KEIN GELD FÜR DIE TODESANZEIGE
Viele Unterstützende der humanitären Hilfsorganisation Medicuba können deshalb keine Spenden mehr überweisen. Damit nicht genug. Onkologe und Medicuba-Mann Franco Cavalli weiss: «Kürzlich wollten wir einer Schweizer Pharmafirma 25’000 Franken für bestellte Antibiotika überweisen, doch die Empfängerbank UBS blockte ab. Nicht einmal von meinem Privatkonto wollten sie das Geld akzeptieren!»
Und selbst vor Toten macht das Kuschen vor den USA nicht Halt: Als am 21. Dezember Cavallis Bruder Fausto an Covid-19 verstarb, schaltete Medicuba eine Todesanzeige in einer Tessiner Zeitung. Hierfür das Geld überweisen konnte die Hilfsorganisation jedoch nicht. Die UBS lehnte es ab.

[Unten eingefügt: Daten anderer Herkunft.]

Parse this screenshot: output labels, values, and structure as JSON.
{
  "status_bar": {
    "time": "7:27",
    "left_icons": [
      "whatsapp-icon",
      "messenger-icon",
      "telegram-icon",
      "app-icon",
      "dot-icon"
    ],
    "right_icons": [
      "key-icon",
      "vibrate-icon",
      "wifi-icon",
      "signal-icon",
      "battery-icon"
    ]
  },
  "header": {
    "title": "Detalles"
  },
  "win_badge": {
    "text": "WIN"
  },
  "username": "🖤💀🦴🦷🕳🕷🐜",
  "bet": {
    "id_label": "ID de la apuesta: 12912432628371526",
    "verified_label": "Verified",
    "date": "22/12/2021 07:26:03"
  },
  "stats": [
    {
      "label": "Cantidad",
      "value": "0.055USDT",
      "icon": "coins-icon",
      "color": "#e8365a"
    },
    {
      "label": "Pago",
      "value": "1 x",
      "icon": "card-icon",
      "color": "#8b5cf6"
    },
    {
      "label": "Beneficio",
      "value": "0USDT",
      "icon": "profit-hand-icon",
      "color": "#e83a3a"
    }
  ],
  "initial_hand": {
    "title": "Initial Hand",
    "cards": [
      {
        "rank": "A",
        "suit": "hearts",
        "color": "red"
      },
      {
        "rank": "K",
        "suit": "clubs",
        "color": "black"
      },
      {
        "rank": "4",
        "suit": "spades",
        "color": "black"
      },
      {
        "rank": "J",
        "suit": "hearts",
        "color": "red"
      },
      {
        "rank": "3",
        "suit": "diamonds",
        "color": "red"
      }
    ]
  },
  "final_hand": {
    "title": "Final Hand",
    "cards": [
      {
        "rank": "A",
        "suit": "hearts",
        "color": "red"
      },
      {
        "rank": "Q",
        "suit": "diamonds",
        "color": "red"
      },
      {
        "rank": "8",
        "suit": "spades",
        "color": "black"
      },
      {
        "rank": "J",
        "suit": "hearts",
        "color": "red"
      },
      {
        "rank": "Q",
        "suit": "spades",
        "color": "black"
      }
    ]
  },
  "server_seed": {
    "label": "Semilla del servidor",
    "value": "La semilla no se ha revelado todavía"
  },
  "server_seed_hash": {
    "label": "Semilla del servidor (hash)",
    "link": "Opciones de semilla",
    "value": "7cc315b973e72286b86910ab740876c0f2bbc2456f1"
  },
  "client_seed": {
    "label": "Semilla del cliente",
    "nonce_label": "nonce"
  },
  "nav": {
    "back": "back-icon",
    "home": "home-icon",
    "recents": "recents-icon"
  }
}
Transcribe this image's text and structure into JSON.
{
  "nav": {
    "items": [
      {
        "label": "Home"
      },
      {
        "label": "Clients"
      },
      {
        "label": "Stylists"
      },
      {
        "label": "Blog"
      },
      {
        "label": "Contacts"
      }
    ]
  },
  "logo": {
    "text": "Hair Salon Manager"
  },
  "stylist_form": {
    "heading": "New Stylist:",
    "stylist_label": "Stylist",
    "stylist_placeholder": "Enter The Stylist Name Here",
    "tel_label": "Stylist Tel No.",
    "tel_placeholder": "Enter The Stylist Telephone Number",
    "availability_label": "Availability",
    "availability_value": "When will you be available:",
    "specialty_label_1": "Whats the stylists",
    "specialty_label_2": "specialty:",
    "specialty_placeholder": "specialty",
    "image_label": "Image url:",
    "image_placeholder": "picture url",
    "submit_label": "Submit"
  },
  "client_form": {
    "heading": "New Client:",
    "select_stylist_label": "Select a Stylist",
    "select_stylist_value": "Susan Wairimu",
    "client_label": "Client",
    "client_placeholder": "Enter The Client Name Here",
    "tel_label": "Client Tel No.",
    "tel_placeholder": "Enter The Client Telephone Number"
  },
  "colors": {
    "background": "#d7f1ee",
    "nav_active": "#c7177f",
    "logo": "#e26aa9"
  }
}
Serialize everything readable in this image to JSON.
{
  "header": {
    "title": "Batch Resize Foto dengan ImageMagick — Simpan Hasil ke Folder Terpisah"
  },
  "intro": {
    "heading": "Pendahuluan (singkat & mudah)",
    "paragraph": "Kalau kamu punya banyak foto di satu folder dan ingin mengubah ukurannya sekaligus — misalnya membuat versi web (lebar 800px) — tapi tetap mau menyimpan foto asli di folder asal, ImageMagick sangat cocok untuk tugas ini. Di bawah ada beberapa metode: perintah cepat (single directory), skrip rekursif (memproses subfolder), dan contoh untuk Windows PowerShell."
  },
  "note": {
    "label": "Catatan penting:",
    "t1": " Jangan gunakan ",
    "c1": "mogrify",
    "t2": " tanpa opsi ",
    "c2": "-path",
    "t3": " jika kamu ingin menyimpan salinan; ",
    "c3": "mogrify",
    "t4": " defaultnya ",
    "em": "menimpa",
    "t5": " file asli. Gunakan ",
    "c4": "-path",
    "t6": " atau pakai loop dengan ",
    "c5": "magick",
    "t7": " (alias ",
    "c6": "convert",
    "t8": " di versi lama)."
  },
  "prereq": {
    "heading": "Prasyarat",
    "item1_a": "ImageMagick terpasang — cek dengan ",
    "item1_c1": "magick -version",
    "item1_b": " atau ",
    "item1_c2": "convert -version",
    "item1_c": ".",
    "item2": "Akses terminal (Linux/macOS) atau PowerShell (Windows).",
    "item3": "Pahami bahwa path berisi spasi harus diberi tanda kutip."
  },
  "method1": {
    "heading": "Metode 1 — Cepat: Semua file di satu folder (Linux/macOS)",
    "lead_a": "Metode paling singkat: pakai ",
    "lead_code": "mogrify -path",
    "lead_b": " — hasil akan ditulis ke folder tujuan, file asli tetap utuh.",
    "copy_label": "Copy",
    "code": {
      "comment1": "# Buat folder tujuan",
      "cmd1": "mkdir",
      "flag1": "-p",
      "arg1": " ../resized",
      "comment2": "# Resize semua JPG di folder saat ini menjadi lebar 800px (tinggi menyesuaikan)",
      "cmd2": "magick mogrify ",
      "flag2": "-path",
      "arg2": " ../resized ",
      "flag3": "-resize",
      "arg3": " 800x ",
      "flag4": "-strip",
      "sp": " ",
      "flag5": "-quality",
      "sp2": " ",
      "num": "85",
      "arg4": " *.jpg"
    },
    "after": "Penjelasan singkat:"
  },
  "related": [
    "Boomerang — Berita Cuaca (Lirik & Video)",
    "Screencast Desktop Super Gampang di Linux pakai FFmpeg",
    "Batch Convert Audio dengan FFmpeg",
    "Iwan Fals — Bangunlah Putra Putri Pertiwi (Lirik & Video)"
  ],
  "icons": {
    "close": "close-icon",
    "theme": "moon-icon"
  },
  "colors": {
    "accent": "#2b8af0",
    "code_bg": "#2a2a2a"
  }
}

Kriseninsel Ein Lichtblick
Sommer, Sonne, Sozialismus – doch das Leben auf Kuba ist kein Zuckerschlecken. Das Land steckt in der tiefsten Krise seit dem Kollaps der Sowjetunion: Es herrscht Mangel an Treibstoffen, Strom, Medikamenten und Nahrungsmitteln. Weil der Handel mit dem krisengebeutelten Bruderland Venezuela eingebrochen ist. Weil Corona den Tourismus fast komplett zum Erliegen brachte. Und weil die USA seit 60 Jahren einen gnadenlosen Wirtschaftskrieg gegen Kuba führen. Donald Trump verschärfte diesen massiv.
LISTE. Keine einzige Massnahme hat sein Nachfolger Joe Biden bisher zurückgenommen. Deshalb steht Kuba noch immer auf der US-Liste der «Terrorunterstützer». Und deshalb fürchten Banken noch immer Strafen, wenn sie mit Kuba verkehren. Auch in der Schweiz.
AUSNAHME. Einen Lichtblick gibt es: Die Schweizer Hilfsorganisation Medicuba kann via Postfinance wieder Transaktionen nach Kuba tätigen. Die Service-public-Bank erteilte nach Protesten hierfür eine humanitäre Sondergenehmigung.